Examples of environment variables include:

  • PATH - a list of directory paths. When the user types a command without providing the full path, this list is checked to see whether it contains a path that leads to the command.
  • HOME (Unix-like) and USERPROFILE (Microsoft Windows) - indicate where a user's home directory is located in the file system.
  • HOME/{.AppName} (Unix-like) and APPDATA\{DeveloperName\AppName} (Microsoft Windows) - for storing application settings. Many applications incorrectly use USERPROFILE for application settings in Windows - USERPROFILE should only be used in dialogs that allow user to choose between paths like Documents/Pictures/Downloads/Music, for programmatic purposes APPDATA (roaming), LOCALAPPDATA or PROGRAMDATA (shared between users) is used.
  • TERM (Unix-like) - specifies the type of computer terminal or terminal emulator being used (e.g., vt100 or dumb).
  • PS1 (Unix-like) - specifies how the prompt is displayed in the Bourne shell and variants.
  • MAIL (Unix-like) - used to indicate where a user's mail is to be found.
  • TEMP - location where processes can store temporary files

Shell scripts and batch files use environment variables to communicate data and preferences to child processes. They can also be used to store temporary values for reference later in a shell script. However, in Unix, other variables are usually used for this.

In Unix, an environment variable that is changed in a script or compiled program will only affect that process and possibly child processes. The parent process and any unrelated processes will not be affected.
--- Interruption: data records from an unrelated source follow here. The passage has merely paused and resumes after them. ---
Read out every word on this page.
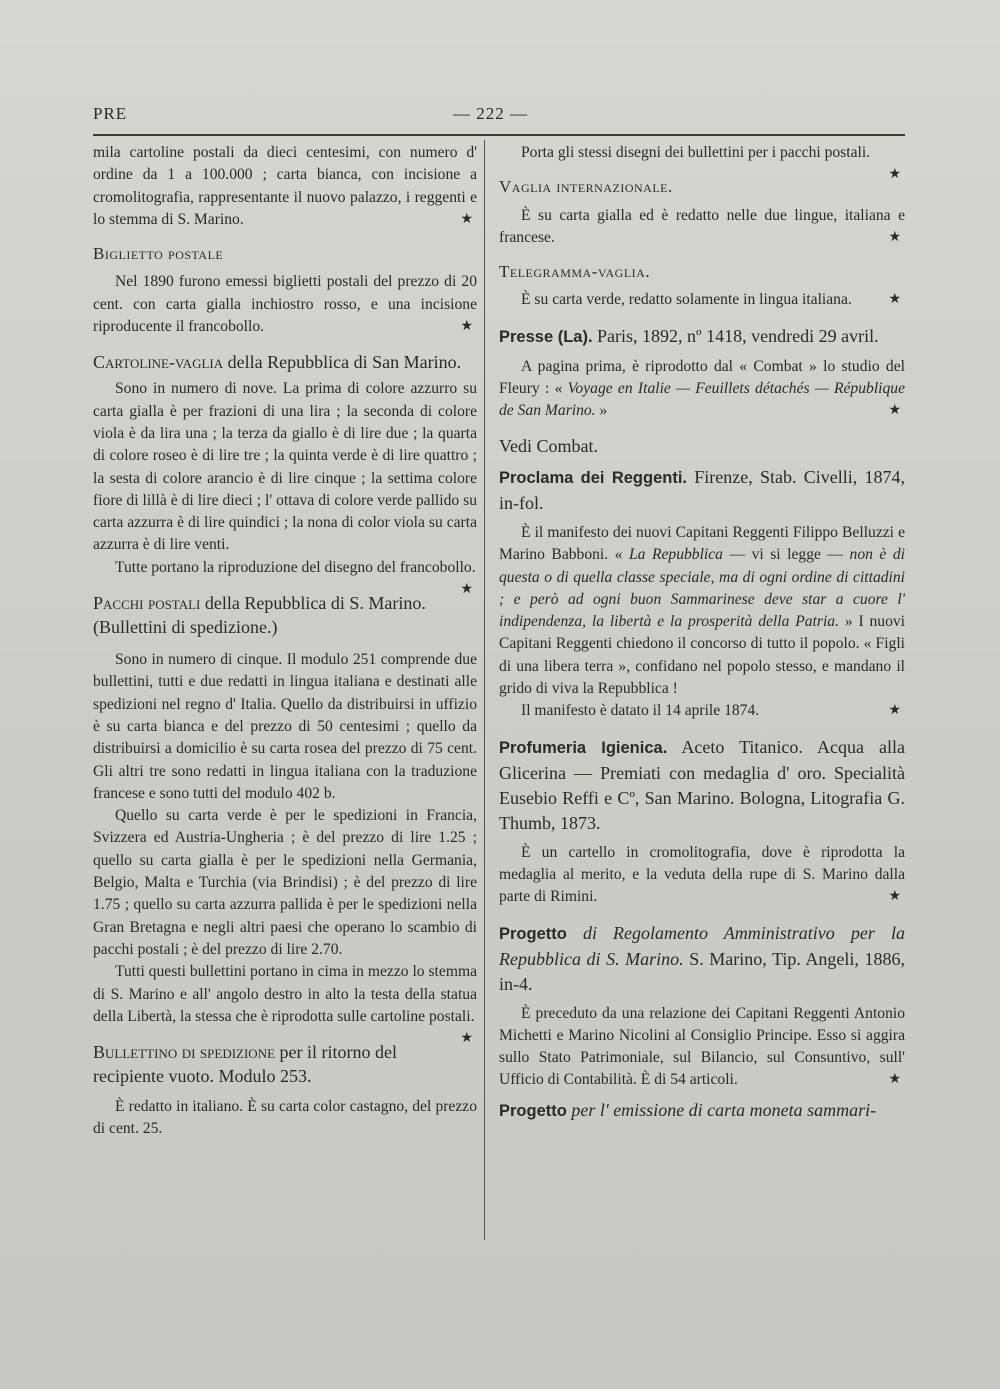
PRE	— 222 —

mila cartoline postali da dieci centesimi, con numero d' ordine da 1 a 100.000 ; carta bianca, con incisione a cromolitografia, rappresentante il nuovo palazzo, i reggenti e lo stemma di S. Marino.	★

Biglietto postale

Nel 1890 furono emessi biglietti postali del prezzo di 20 cent. con carta gialla inchiostro rosso, e una incisione riproducente il francobollo.	★

Cartoline-vaglia della Repubblica di San Marino.

Sono in numero di nove. La prima di colore azzurro su carta gialla è per frazioni di una lira ; la seconda di colore viola è da lira una ; la terza da giallo è di lire due ; la quarta di colore roseo è di lire tre ; la quinta verde è di lire quattro ; la sesta di colore arancio è di lire cinque ; la settima colore fiore di lillà è di lire dieci ; l' ottava di colore verde pallido su carta azzurra è di lire quindici ; la nona di color viola su carta azzurra è di lire venti.

Tutte portano la riproduzione del disegno del francobollo.
★

Pacchi postali della Repubblica di S. Marino. (Bullettini di spedizione.)

Sono in numero di cinque. Il modulo 251 comprende due bullettini, tutti e due redatti in lingua italiana e destinati alle spedizioni nel regno d' Italia. Quello da distribuirsi in uffizio è su carta bianca e del prezzo di 50 centesimi ; quello da distribuirsi a domicilio è su carta rosea del prezzo di 75 cent. Gli altri tre sono redatti in lingua italiana con la traduzione francese e sono tutti del modulo 402 b.

Quello su carta verde è per le spedizioni in Francia, Svizzera ed Austria-Ungheria ; è del prezzo di lire 1.25 ; quello su carta gialla è per le spedizioni nella Germania, Belgio, Malta e Turchia (via Brindisi) ; è del prezzo di lire 1.75 ; quello su carta azzurra pallida è per le spedizioni nella Gran Bretagna e negli altri paesi che operano lo scambio di pacchi postali ; è del prezzo di lire 2.70.

Tutti questi bullettini portano in cima in mezzo lo stemma di S. Marino e all' angolo destro in alto la testa della statua della Libertà, la stessa che è riprodotta sulle cartoline postali.
★

Bullettino di spedizione per il ritorno del recipiente vuoto. Modulo 253.

È redatto in italiano. È su carta color castagno, del prezzo di cent. 25.

Porta gli stessi disegni dei bullettini per i pacchi postali.
★

Vaglia internazionale.

È su carta gialla ed è redatto nelle due lingue, italiana e francese.	★

Telegramma-vaglia.

È su carta verde, redatto solamente in lingua italiana.	★

Presse (La). Paris, 1892, nº 1418, vendredi 29 avril.

A pagina prima, è riprodotto dal « Combat » lo studio del Fleury : « Voyage en Italie — Feuillets détachés — République de San Marino. »	★

Vedi Combat.

Proclama dei Reggenti. Firenze, Stab. Civelli, 1874, in-fol.

È il manifesto dei nuovi Capitani Reggenti Filippo Belluzzi e Marino Babboni. « La Repubblica — vi si legge — non è di questa o di quella classe speciale, ma di ogni ordine di cittadini ; e però ad ogni buon Sammarinese deve star a cuore l' indipendenza, la libertà e la prosperità della Patria. » I nuovi Capitani Reggenti chiedono il concorso di tutto il popolo. « Figli di una libera terra », confidano nel popolo stesso, e mandano il grido di viva la Repubblica !

Il manifesto è datato il 14 aprile 1874.	★

Profumeria Igienica. Aceto Titanico. Acqua alla Glicerina — Premiati con medaglia d' oro. Specialità Eusebio Reffi e Cº, San Marino. Bologna, Litografia G. Thumb, 1873.

È un cartello in cromolitografia, dove è riprodotta la medaglia al merito, e la veduta della rupe di S. Marino dalla parte di Rimini.	★

Progetto di Regolamento Amministrativo per la Repubblica di S. Marino. S. Marino, Tip. Angeli, 1886, in-4.

È preceduto da una relazione dei Capitani Reggenti Antonio Michetti e Marino Nicolini al Consiglio Principe. Esso si aggira sullo Stato Patrimoniale, sul Bilancio, sul Consuntivo, sull' Ufficio di Contabilità. È di 54 articoli.	★

Progetto per l' emissione di carta moneta sammari-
In MS-DOS, changing or removing a variable's value inside a batch file will change the variable for the duration of COMMAND.COM's existence.

In Unix, the environment variables are normally initialized during system startup by the system init scripts, and hence inherited by all other processes in the system. Users can, and often do, augment them in the profile script for the command shell they are using. In Microsoft Windows, each environment variable's default value is stored in the Windows registry or set in the AUTOEXEC.BAT file.

On Unix, a setuid program is given an environment chosen by its caller, but it runs with different authority from its caller. The dynamic linker will usually load code from locations specified by the environment variables $LD_LIBRARY_PATH and $LD_PRELOAD and run it with the process's authority. If a setuid program did this, it would be insecure, because its caller could get it to run arbitrary code and hence misuse its authority. For this reason, libc unsets these environment variables at startup in a setuid process. setuid programs usually unset unknown environment variables and check others or set them to reasonable values.